In 2013 the minister of finance increased the capital gains tax (CGT) inclusion rate from 25% to 33.3%. This year it will be increased further to 40%. In other words, from 1 March 2016 40% of the gain (profit) that you make on the sale of an investment (on withdrawal or switch between unit trust funds, for example) will be added to your taxable income and taxed at your marginal income tax rate. (The annual CGT threshold will increase from R30 000 to R40 000, though.) This makes investment products with tax benefits, such as a retirement annuity and a tax-free savings account, even more attractive. No CGT is payable on these two products.
From 2017 international agreements on information sharing will enable SARS to act more effectively against tax evasion by wealthy individuals.

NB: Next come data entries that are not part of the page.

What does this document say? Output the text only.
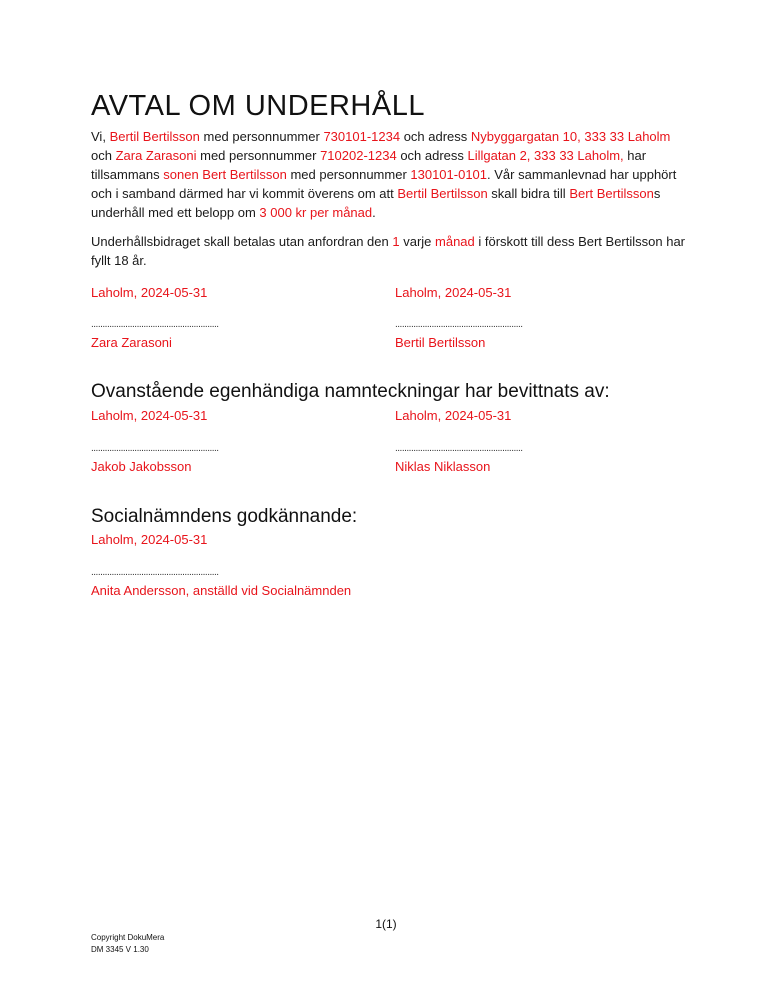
AVTAL OM UNDERHÅLL

Vi, Bertil Bertilsson med personnummer 730101-1234 och adress Nybyggargatan 10, 333 33 Laholm och Zara Zarasoni med personnummer 710202-1234 och adress Lillgatan 2, 333 33 Laholm, har tillsammans sonen Bert Bertilsson med personnummer 130101-0101. Vår sammanlevnad har upphört och i samband därmed har vi kommit överens om att Bertil Bertilsson skall bidra till Bert Bertilssons underhåll med ett belopp om 3 000 kr per månad.

Underhållsbidraget skall betalas utan anfordran den 1 varje månad i förskott till dess Bert Bertilsson har fyllt 18 år.

Laholm, 2024-05-31	Laholm, 2024-05-31
........................................................	........................................................
Zara Zarasoni	Bertil Bertilsson
Ovanstående egenhändiga namnteckningar har bevittnats av:
Laholm, 2024-05-31	Laholm, 2024-05-31
........................................................	........................................................
Jakob Jakobsson	Niklas Niklasson
Socialnämndens godkännande:
Laholm, 2024-05-31
........................................................
Anita Andersson, anställd vid Socialnämnden
1(1)
Copyright DokuMera
DM 3345 V 1.30
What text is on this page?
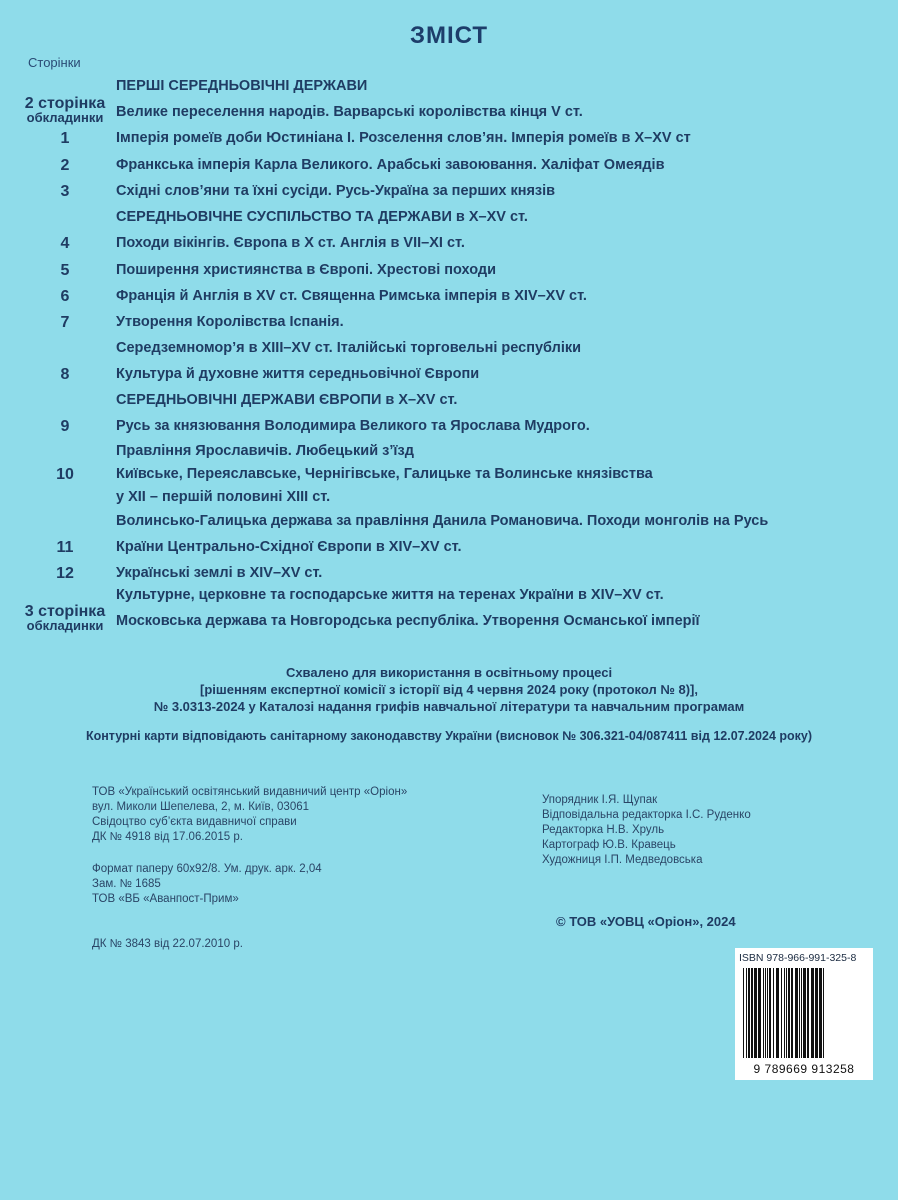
ЗМІСТ
Сторінки
2 сторінка
обкладинки
1
2
3
4
5
6
7
8
9
10
11
12
3 сторінка
обкладинки
ПЕРШІ СЕРЕДНЬОВІЧНІ ДЕРЖАВИ
Велике переселення народів. Варварські королівства кінця V ст.
Імперія ромеїв доби Юстиніана І. Розселення слов’ян. Імперія ромеїв в X–XV ст
Франкська імперія Карла Великого. Арабські завоювання. Халіфат Омеядів
Східні слов’яни та їхні сусіди. Русь-Україна за перших князів
СЕРЕДНЬОВІЧНЕ СУСПІЛЬСТВО ТА ДЕРЖАВИ в X–XV ст.
Походи вікінгів. Європа в X ст. Англія в VII–XI ст.
Поширення християнства в Європі. Хрестові походи
Франція й Англія в XV ст. Священна Римська імперія в XIV–XV ст.
Утворення Королівства Іспанія.
Середземномор’я в XIII–XV ст. Італійські торговельні республіки
Культура й духовне життя середньовічної Європи
СЕРЕДНЬОВІЧНІ ДЕРЖАВИ ЄВРОПИ в X–XV ст.
Русь за князювання Володимира Великого та Ярослава Мудрого.
Правління Ярославичів. Любецький з’їзд
Київське, Переяславське, Чернігівське, Галицьке та Волинське князівства
у XII – першій половині XIII ст.
Волинсько-Галицька держава за правління Данила Романовича. Походи монголів на Русь
Країни Центрально-Східної Європи в XIV–XV ст.
Українські землі в XIV–XV ст.
Культурне, церковне та господарське життя на теренах України в XIV–XV ст.
Московська держава та Новгородська республіка. Утворення Османської імперії
Схвалено для використання в освітньому процесі
[рішенням експертної комісії з історії від 4 червня 2024 року (протокол № 8)],
№ 3.0313-2024 у Каталозі надання грифів навчальної літератури та навчальним програмам
Контурні карти відповідають санітарному законодавству України (висновок № 306.321-04/087411 від 12.07.2024 року)
ТОВ «Український освітянський видавничий центр «Оріон»
вул. Миколи Шепелева, 2, м. Київ, 03061
Свідоцтво суб’єкта видавничої справи
ДК № 4918 від 17.06.2015 р.
Формат паперу 60x92/8. Ум. друк. арк. 2,04
Зам. № 1685
ТОВ «ВБ «Аванпост-Прим»
ДК № 3843 від 22.07.2010 р.
Упорядник І.Я. Щупак
Відповідальна редакторка І.С. Руденко
Редакторка Н.В. Хруль
Картограф Ю.В. Кравець
Художниця І.П. Медведовська
© ТОВ «УОВЦ «Оріон», 2024
ISBN 978-966-991-325-8
9 789669 913258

Minister Gordhan therefore urged taxpayers to report undisclosed assets in the amnesty period running for the six months from 1 October 2016.
Although minister Gordhan did not raise estate duty or donations tax this year, and did not introduce an additional tax bracket to tax top income earners at an even higher personal income tax rate, he did mention that Treasury is looking at the Davis Tax Committee’s recommendations on these matters. Investors need to remain cognisant of the possibility of an increase in these taxes in the near future.
All in all, the minister delivered a good Budget, supportive of growth, and our tax system is now even more progressive than before, satisfying the principles of simplicity and fairness.